O CO MU CHODZI?
Tak naprawdę o co temu Wałęsie chodzi?. O pieniądze?, wątpię,
bo przecie od czasu gdy prawica polska usadziła go pod żyrandolem to na forsie
spał. Fakt, że pieniądze którymi zawiadywał nie służyły wyłącznie jemu i pani
Danucie, zaś całej rozbudowanej rodzinie, to nie tajemnica. Sam o tym bowiem opowiadał w wywiadach, w atmosferze dumy. Obok
emerytury pobieranej z tytułu prezydenckiego (6 tysięcy złotych), Wałęsa
przywoził z tzw. „wykładów” dla Polonii amerykańskiej dość duże kwoty dolarów,
w ramach honorarium, którymi szastał wśród swego synostwa niezwykłego uczyć się
i pracować na własne konto. Jego potomkowie, jak dzieci barona zażywali
wszelkiego dobra (i niedobra) powodując skandale na skalę międzynarodową.
Wałęsa miał jakiegoś tam księgowego, jeżeli sam nie radził sobie z przelicznikiem
waluty na złotówki, chyba. Gdzie więc podziały się jego miliony, pomijając już
ów milion dolarów z tytułu noblowskiego. Ponoć dał je Kościołowi, który to mocno dzisiaj
krytykuje.
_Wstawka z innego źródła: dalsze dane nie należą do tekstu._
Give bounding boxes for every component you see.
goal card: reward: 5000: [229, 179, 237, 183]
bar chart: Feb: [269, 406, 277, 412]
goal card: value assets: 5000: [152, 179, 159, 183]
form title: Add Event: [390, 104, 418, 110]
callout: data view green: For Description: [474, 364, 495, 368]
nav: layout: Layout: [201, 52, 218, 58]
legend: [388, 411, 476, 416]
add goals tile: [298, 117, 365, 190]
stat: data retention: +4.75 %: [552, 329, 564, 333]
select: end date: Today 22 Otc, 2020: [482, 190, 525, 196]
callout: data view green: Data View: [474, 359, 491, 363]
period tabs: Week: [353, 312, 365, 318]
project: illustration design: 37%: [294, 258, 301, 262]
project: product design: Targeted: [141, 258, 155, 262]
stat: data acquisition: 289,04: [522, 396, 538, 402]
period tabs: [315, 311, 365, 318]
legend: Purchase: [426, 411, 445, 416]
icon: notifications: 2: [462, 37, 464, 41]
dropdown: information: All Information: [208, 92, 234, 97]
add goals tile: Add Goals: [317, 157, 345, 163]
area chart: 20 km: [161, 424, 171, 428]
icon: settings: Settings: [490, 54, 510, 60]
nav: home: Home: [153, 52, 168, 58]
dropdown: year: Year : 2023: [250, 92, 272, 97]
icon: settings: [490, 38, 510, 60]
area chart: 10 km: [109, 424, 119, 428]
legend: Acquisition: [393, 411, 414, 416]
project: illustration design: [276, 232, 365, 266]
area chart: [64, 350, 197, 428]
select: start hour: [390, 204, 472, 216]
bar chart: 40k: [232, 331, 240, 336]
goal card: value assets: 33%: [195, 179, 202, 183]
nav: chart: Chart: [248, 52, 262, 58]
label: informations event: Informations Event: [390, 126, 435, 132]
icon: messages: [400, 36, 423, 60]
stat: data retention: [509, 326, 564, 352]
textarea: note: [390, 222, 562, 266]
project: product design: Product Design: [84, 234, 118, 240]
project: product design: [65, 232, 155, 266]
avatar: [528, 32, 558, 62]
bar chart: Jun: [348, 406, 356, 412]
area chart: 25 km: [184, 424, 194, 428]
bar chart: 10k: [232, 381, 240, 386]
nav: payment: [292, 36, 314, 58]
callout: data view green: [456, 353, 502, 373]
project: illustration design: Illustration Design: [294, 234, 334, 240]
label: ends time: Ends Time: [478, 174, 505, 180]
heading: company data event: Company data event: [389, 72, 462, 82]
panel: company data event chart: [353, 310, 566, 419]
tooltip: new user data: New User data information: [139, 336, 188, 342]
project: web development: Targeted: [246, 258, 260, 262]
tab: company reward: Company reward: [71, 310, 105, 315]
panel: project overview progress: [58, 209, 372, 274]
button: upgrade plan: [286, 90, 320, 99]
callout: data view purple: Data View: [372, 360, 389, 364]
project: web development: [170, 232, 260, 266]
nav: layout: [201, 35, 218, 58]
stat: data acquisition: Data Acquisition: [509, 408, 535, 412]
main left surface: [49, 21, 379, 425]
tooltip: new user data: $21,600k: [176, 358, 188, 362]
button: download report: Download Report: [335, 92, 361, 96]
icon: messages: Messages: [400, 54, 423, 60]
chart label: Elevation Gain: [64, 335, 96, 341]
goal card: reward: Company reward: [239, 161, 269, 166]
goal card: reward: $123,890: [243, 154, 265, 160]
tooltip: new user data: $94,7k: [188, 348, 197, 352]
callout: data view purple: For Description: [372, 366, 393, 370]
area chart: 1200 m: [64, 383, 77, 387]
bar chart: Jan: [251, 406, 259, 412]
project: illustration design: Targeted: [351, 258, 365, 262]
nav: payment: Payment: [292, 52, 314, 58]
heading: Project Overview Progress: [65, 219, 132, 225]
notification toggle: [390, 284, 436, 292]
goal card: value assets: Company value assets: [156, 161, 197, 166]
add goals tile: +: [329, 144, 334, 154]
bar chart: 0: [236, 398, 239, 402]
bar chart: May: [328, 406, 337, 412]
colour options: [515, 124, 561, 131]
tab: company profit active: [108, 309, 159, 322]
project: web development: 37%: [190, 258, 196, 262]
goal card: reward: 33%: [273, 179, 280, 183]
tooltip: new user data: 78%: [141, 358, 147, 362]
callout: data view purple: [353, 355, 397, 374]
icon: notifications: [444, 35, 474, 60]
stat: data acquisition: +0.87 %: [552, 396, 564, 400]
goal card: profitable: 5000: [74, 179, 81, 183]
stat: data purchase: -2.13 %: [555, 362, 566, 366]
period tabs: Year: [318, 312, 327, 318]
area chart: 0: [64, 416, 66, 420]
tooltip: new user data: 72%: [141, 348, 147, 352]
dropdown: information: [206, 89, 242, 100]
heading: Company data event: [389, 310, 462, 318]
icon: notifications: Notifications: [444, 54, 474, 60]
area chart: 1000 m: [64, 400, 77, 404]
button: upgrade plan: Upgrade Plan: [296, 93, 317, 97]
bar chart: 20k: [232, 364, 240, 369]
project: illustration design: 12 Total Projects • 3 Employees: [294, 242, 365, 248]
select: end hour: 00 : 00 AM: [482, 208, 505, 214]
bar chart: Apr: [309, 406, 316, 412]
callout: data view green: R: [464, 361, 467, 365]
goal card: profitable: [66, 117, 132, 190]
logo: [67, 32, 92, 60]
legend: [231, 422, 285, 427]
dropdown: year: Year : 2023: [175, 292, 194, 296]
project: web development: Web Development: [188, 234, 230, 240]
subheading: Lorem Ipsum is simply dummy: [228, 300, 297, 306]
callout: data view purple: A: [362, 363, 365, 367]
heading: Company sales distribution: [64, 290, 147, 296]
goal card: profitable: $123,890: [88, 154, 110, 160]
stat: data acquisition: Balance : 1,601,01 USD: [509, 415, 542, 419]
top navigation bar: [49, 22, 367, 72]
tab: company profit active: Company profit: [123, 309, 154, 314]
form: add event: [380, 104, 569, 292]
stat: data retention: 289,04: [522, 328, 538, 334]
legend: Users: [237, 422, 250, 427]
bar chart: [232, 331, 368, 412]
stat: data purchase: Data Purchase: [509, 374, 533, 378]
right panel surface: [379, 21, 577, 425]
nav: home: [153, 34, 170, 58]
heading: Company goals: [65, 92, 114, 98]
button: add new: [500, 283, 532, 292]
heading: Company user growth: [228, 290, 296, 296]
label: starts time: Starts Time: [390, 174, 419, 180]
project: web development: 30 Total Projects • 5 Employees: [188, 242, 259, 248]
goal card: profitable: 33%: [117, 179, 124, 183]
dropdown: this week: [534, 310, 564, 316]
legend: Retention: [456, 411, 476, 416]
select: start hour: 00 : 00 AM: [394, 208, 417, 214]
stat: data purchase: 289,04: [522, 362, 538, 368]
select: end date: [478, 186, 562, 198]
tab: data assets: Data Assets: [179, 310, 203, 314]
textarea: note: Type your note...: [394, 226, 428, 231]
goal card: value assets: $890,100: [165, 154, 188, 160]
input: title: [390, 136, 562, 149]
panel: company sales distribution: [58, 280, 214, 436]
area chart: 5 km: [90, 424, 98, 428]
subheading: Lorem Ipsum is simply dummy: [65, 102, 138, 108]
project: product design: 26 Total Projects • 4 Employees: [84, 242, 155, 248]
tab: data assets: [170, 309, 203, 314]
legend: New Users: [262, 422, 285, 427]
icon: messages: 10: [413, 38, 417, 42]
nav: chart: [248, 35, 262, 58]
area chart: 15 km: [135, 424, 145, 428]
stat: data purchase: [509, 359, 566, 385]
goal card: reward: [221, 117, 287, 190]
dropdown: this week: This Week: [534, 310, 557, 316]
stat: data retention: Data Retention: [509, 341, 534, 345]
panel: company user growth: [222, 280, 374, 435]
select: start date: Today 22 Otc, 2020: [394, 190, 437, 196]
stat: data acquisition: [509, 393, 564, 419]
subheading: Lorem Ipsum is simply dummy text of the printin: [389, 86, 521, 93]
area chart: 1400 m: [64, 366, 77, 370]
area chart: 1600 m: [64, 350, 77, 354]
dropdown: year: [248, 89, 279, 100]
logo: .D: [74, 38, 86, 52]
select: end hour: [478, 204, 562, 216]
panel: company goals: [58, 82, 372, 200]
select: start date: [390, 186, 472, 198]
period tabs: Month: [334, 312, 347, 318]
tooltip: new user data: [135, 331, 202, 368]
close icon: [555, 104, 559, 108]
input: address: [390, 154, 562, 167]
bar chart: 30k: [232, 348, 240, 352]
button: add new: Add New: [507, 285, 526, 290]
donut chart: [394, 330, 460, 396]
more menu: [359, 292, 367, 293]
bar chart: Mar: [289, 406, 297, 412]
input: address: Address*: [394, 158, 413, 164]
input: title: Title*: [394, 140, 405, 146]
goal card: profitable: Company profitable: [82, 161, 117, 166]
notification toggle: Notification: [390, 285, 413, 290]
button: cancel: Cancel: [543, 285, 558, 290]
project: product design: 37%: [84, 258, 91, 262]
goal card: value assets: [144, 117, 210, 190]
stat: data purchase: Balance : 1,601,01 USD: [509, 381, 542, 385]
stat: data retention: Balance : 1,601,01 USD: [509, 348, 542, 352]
Wiadomo iż Kościół jest miłosierny, zatem niech wspomoże Lecha w
swej wdzięczności. Akurat! Wiemy że podatku od nagrody też nie zapłacił, co
było kolejnym skandalem. Mówił że utrzymanie rodziny kosztuje go ok. 300
tysięcy złotych miesięcznie. Wielu rodaków by takiej rodziny pozazdrościło. Jego
interesy powaliła pandemia zakazująca wycieczek do USA. Za co mu tam aż tyle płacili.
Kto był aż tak głodny jego wiedzy politycznej i ekonomicznej, którą w
większości odczytywał z telepromptera, a którą mu pierwej pisali zatrudnieni w jego
instytucie byli politycy zaprzyjaźnieni z jego rodziną. Dzisiaj Wałęsa żebrze o
pieniądze lub dobrze płatne stanowisko. Jego wykształcenie jako elektryka niskich napięć lokuje go przy
obsłudze akumulatorów, gdzie ponoć chętnie chciał powrócić po kadencji w roli
prezydenta RP, ale opinia publiczna na to nie zezwoliła jako że Lech odbył
podróż bryczką towarzystwie królowej brytyjskiej. No i co z tego. Prezydent
Kwaśniewski taką podróż odbył w towarzystwie papieża JPII, dzisiaj świętej postaci i co ma z tego?. Nic.
Ponieważ Lechu całe dotychczasowe życie inwestował (może nieumiejętnie) w
dzieci, czas by dzisiaj one o bezrobotnego papę zadbały. W końcu jedno z nich
otrzymuje dobrą emeryturę brukselską,
tym bardziej że Lechu tak naprawdę w życiu się nie napracował. Co innego jego
żona Danuśka, która jak tylko potrafiła wychowywała jego liczne potomstwo. Z
tego dziś zbiera plusy dodatnie i plusy ujemne. Szkoda że tych drugich jest
dużo więcej. Minie pandemia, pracowici górale z Chicago zbiorą trochę grosza, a
gdy zatęsknią za wiedzą polityczną Wałęsy wszystko znormalnieje. A tymczasem
panie prezydencie: przestań pan szukać roboty, bo w Polsce z pańskim
wyksztalceniem nie ma pracy, o czym od co najmniej kilkudziesięciu lat
przekonuje cały naród Ferdynand Kiepski. "Wałęsa szuka roboty". tej treści wieść huknęła jak piorun z nieba. Boże!, pomyślałem, teraz?, gdy każdy dzień zabiera duży odsetek populacji do grobów?. Teraz?, gdy rządzący się źrą, zaś opozycja nie potrafi tego wykorzystać?, Teraz?, gdy każdy protest o prawa kobiet i mniejszości jest pacyfikowany przez oddziały Kaczyńskiego?. Teraz, gdy słyszy się pomruki o nowych wyborach? No nie, panie Lechu. Przecież nam pan obiecywał, że w razie potrzeby stanie pan na czele zbuntowanej części narodu i poprowadzi go do zwycięstwa. No to czekamy. A za robotą na razie się pan nie rozglądaj. Naród nie pozwoli ani panu, ani też pańskiej rodzinie umrzeć z głodu. Na ramię broń, Lechu.